After doing my exercise in school, I use Sqlite to store my data. But there's XML / JSON [ I haven't tried yet, but I prefer JSON because its' simplicity ], they're used to store data too. And they seems popular, there's JSON for C#,C++,py ....

I wonder when to use these ones ? And I'm happy to hear about theirs performance too, I care most about speed ;) Thanks.

+7  A: 

XML and JSON are actually used primarily to transmit data between processes or systems.

I have seen applications that use XML as a database. If you're going to do this, you'll have to break your data down into very distinct, small units that can each be stored in a separate file.
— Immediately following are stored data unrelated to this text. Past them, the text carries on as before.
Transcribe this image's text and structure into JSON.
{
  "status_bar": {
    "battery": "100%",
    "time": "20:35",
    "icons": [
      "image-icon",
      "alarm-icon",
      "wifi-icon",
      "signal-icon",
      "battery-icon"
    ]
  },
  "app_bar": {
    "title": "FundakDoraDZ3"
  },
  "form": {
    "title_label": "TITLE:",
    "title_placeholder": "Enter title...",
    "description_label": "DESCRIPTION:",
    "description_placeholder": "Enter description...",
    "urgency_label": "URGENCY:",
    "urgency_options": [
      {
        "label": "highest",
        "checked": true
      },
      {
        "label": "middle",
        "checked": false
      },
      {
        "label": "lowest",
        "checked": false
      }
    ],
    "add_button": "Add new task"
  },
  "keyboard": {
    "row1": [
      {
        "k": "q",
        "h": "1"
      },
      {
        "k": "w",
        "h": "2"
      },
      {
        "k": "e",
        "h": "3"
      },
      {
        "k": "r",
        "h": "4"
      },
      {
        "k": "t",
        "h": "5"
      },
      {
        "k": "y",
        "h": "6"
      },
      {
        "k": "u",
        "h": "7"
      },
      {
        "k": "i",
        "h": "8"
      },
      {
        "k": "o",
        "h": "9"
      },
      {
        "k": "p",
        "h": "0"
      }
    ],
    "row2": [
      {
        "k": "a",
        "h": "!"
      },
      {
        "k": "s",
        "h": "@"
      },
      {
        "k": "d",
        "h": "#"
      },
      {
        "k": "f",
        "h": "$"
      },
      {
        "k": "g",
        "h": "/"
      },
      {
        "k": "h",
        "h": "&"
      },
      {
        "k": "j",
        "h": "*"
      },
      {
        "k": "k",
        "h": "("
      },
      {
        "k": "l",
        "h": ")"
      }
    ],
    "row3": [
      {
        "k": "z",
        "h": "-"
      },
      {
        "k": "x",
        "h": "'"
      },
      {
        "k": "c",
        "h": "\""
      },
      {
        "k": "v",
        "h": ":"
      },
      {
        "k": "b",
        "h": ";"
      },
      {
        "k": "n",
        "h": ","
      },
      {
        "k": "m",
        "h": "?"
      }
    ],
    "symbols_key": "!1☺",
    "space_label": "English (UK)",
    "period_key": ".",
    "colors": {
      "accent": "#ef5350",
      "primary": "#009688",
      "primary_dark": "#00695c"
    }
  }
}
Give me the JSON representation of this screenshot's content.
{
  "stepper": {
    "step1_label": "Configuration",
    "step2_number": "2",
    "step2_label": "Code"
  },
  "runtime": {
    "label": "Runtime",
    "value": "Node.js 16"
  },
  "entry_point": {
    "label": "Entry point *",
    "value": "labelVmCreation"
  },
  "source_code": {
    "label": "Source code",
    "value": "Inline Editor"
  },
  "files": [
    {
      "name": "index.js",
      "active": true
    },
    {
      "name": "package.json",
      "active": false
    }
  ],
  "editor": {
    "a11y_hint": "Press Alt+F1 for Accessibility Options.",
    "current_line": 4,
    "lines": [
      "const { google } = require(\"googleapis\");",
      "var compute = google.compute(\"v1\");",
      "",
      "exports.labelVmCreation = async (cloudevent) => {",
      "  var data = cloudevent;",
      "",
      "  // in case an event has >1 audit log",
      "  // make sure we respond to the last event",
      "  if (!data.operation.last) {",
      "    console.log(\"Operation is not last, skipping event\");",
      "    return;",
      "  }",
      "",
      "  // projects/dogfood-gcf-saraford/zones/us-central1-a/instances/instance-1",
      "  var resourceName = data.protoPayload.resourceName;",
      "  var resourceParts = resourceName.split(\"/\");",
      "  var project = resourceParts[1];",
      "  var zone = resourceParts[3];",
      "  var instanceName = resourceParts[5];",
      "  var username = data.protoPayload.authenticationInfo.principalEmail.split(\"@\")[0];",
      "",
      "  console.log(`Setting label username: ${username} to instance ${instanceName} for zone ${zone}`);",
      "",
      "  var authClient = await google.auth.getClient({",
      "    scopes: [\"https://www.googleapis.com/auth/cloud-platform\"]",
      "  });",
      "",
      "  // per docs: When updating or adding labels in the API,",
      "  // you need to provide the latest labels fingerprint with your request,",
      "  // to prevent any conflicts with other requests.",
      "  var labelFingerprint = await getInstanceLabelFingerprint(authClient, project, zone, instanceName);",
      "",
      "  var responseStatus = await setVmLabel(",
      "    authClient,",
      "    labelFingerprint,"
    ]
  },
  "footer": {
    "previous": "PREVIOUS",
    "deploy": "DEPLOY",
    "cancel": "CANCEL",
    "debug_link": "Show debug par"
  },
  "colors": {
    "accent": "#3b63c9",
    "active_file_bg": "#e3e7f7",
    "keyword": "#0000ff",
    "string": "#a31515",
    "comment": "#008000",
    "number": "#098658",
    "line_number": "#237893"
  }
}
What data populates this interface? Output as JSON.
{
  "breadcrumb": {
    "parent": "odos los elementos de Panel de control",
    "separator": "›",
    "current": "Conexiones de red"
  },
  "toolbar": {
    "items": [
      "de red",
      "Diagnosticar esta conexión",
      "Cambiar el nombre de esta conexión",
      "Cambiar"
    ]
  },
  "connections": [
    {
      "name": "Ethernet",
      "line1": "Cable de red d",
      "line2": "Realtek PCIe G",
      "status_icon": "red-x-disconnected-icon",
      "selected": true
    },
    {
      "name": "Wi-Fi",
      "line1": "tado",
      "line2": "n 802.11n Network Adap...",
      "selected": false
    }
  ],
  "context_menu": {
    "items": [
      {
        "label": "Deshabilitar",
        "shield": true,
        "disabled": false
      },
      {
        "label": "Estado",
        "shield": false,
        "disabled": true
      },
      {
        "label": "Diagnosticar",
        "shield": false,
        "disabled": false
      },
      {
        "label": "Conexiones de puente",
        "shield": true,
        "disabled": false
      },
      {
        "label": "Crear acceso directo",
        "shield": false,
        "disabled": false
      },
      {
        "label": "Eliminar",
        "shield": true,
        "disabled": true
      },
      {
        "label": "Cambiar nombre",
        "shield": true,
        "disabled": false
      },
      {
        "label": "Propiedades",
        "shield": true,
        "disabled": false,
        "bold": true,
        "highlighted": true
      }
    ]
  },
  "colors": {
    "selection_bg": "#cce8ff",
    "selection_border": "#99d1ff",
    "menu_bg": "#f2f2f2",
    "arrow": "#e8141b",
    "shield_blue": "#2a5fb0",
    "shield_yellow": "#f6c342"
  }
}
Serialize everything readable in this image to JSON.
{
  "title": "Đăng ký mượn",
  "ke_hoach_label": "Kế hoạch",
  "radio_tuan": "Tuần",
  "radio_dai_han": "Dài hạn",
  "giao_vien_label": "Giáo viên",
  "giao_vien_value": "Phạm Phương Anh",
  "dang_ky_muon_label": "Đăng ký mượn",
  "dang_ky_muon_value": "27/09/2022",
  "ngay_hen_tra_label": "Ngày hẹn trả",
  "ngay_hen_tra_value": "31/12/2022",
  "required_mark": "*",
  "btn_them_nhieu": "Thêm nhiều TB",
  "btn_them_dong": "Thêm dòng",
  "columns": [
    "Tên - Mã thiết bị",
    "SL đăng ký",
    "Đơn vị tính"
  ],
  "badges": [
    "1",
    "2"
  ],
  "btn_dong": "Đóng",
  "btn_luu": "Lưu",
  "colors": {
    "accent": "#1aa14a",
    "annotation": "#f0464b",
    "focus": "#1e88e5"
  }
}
Overall, in my opinion and experience, if performance is your primary concern, file-based data storage in XML or JSON will almost never perform remotely close to an actual SQL relational database platform unless your dataset is extremely tiny.

Toby
+1. Pretty much what I was in the process of typing.
George Marian
+1. Also, in addition to transport, JSON and XML are commonly used as configuration files. Primarily, if the quantity of data is small and not being searched (i.e. all loaded in one slurp), file-based storage is fine. If you have more data and you're accessing it based on some attribute(s), in a specific order or just a part of it, or if there is more than a trivial bit of data and you mean to update them, in huge majority of cases you don't want the flat file format.
Amadan
@Amadan: Thanks for great explanation, I've seen a lot of app in Windows use specific file format to store config in ini. But it's not json, is it a better one or they're used to use it ?
nXqd
@nXqd: .ini-like formats (there's no solid standard) are common for configuration (sometimes even outside of Windows) and reasonably well-suited to the task, but configuration files are usually small and shouldn't be storing _data_ (configuration is what your program _does_, data is what it does it _on_).